Am Mittwoch 06 Januar 2010 19:13:01 schrieb Will Ness:

> Daniel Fischer <daniel.is.fischer <at> web.de> writes:

> > Am Mittwoch 06 Januar 2010 00:09:07 schrieb Will Ness:

> > > Daniel Fischer <daniel.is.fischer <at> web.de> writes:

> > > > Am Montag 04 Januar 2010 22:25:28 schrieb Daniel Fischer:

> > > > Fix rfold:

> > > >

> > > > rfold f [x] = x

> > > > rfold f xs = rfold f (pairwise f xs)

> > > >

> > > > and it's faster also for those.

> >

> > The memory is almost completely due to the tree-merging of the multiples

> > for the fastest runner. While it produces faster than flat merging, the

> > exponential growth of the trees makes a bad memory citizen.

>

> Isn't the number of nodes the same in any two trees with the same number of

> leafs?

Sure. And I don't know why it takes *that much* memory, but since a flat merge

doesn't consume much memory, it must be the trees.

>

> BTW using

>

> compos ps = fst $ tfold mergeSP $ nwise 1 mergeSP $ map pmults ps

>

> instead of

>

> compos ps = fst $ tfold mergeSP $ nwise 1 mergeSP

> $ pairwise mergeSP $ map pmults ps

>

> brings down memory consumption further by 25%..45% on 1..8 mln primes

> produced, while slowing it down by about 0%..2% (that's after eliminating

> the lazy pattern in tfold as per your advice).

>

So much? Wow. I forgot the numbers, but I had tried that too, I thought the memory gain wasn't worth the speed loss. Another thing that reduces memory usage is

compos :: [a] -> [a]

compos ps = case pairwise mergeSP (multip ps) of

((a,b):cs) -> a ++ funMerge b (nwise 1 mergeSP $ pairwise mergeSP cs)

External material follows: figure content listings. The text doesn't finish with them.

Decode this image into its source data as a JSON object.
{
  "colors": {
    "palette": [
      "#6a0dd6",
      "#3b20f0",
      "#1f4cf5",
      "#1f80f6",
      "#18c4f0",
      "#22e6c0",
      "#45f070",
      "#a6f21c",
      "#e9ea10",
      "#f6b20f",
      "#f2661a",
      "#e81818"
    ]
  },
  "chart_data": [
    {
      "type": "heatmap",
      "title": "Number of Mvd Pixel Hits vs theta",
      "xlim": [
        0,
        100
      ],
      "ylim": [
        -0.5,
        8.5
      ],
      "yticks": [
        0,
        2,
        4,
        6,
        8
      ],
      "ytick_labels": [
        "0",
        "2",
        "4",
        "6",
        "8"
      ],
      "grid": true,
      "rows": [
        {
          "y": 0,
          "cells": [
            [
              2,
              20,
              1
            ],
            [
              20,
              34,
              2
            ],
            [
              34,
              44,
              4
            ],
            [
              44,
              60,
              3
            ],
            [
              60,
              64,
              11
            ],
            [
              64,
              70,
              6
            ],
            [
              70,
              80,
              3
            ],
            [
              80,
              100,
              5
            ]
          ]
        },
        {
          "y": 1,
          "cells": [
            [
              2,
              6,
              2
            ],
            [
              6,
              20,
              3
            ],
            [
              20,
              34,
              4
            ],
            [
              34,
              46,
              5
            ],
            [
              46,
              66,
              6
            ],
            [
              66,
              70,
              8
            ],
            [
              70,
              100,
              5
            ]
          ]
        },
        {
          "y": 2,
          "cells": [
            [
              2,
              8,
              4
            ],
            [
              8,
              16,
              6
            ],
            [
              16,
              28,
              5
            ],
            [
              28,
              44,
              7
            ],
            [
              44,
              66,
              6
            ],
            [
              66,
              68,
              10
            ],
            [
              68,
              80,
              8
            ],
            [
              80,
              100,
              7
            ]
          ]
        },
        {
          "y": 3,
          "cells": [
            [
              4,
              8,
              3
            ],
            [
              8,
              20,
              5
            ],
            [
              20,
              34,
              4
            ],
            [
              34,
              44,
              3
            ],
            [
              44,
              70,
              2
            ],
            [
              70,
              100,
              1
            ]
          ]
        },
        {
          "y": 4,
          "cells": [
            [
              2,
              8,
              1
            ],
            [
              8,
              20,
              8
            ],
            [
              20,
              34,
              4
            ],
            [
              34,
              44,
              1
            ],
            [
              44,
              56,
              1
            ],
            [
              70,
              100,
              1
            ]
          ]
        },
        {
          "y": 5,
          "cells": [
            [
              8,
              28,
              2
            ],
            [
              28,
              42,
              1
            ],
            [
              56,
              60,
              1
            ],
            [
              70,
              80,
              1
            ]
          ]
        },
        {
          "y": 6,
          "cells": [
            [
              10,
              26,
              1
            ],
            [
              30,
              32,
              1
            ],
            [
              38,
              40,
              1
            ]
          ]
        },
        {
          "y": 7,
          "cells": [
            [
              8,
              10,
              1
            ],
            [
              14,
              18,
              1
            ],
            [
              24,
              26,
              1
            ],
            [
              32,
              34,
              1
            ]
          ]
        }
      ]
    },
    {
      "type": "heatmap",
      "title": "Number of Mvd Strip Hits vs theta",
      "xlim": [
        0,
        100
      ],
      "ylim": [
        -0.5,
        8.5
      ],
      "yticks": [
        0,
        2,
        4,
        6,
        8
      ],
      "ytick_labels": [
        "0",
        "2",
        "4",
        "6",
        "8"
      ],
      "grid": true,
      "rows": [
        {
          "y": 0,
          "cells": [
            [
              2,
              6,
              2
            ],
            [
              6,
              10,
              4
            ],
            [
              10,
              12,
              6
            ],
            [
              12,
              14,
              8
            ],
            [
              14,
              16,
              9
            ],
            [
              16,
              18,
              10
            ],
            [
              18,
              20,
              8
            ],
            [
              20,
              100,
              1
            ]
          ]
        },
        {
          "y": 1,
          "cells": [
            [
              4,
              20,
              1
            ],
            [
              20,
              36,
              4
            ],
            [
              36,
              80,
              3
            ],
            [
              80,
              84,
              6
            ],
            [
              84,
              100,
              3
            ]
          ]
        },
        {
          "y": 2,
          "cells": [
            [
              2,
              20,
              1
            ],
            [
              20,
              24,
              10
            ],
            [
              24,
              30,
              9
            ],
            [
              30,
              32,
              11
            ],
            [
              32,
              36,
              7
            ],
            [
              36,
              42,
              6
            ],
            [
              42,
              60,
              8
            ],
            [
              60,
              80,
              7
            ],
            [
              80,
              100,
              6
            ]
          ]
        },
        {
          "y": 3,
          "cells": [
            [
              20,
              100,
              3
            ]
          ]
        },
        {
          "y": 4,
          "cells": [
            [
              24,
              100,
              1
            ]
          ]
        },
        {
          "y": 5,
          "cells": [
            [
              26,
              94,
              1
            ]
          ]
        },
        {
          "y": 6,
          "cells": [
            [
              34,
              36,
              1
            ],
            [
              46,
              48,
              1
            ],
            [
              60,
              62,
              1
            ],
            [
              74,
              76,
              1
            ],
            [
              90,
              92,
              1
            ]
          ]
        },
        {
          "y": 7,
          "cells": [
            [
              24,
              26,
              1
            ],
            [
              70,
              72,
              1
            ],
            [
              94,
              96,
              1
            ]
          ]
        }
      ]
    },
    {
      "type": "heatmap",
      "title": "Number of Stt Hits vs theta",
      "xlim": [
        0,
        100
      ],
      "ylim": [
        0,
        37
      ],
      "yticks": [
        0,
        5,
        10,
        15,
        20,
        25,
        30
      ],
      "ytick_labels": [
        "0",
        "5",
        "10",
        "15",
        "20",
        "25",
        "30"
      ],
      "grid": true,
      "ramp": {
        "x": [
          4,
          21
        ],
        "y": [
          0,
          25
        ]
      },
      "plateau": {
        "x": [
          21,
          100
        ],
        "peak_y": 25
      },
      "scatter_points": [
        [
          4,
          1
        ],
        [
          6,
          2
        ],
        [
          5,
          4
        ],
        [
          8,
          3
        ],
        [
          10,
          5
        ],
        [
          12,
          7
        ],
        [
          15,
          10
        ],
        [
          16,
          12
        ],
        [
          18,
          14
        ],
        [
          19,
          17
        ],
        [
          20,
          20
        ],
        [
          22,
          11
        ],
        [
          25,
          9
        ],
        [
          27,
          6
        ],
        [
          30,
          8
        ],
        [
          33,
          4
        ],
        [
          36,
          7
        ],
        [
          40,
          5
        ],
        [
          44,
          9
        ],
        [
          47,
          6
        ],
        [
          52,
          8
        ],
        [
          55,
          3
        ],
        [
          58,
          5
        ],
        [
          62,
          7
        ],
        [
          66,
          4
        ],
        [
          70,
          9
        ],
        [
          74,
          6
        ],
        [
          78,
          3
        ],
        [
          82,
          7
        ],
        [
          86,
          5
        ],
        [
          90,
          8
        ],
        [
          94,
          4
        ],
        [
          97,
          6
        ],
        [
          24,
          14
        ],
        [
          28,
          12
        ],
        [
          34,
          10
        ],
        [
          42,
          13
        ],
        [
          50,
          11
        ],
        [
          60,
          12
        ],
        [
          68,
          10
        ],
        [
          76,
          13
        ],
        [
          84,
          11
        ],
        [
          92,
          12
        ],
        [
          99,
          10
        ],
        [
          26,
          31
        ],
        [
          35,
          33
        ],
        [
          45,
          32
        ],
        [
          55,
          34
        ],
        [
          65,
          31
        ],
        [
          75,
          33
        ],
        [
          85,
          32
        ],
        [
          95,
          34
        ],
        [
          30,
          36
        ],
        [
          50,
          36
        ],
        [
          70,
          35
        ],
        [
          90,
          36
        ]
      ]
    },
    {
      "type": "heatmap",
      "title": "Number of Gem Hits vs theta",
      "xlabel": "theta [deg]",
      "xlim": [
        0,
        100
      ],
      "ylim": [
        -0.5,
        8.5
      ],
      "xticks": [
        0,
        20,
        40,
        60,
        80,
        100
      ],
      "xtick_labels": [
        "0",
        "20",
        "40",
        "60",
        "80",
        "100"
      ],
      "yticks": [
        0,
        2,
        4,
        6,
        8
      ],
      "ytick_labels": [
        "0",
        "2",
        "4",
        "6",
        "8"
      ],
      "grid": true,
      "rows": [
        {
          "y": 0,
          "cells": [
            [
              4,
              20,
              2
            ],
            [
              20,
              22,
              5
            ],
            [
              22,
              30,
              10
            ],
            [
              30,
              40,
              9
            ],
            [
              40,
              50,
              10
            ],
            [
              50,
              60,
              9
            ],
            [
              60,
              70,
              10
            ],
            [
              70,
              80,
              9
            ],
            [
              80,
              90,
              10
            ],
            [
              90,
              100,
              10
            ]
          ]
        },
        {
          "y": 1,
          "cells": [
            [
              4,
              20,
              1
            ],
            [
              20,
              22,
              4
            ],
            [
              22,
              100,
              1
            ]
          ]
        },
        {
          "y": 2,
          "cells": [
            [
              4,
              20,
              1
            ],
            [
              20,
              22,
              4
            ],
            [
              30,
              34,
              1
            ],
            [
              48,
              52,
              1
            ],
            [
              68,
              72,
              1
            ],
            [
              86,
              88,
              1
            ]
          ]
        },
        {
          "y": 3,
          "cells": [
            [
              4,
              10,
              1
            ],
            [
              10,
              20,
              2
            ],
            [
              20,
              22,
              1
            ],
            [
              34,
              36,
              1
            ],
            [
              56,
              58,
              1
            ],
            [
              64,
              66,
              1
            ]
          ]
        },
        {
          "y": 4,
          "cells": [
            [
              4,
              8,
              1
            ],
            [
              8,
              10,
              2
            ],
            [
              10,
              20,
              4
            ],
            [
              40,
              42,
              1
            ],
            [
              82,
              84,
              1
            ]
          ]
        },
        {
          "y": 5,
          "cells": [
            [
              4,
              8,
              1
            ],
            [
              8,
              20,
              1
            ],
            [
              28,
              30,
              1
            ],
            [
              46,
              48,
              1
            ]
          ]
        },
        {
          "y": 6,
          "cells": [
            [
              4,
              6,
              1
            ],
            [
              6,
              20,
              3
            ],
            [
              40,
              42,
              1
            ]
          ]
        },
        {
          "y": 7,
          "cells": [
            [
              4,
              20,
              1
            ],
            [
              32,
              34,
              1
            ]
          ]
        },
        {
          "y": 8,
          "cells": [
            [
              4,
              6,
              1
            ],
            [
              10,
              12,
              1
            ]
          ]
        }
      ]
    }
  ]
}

funMerge b (x:y:zs) = let (c,d) = mergeSP x y

in mfun b c d zs

mfun u@(x:xs) w@(y:ys) d l = case compare x y of

LT -> x:mfun xs w d l

EQ -> x:mfun xs ys d l

GT -> y:mfun u ys d l

mfun u [] d l = funMerge (merge u d) l

That's about the same speed as the latter of the above here and uses about 25% less memory. Removing one or two 'pairwise's brings memory down further, but makes it slower.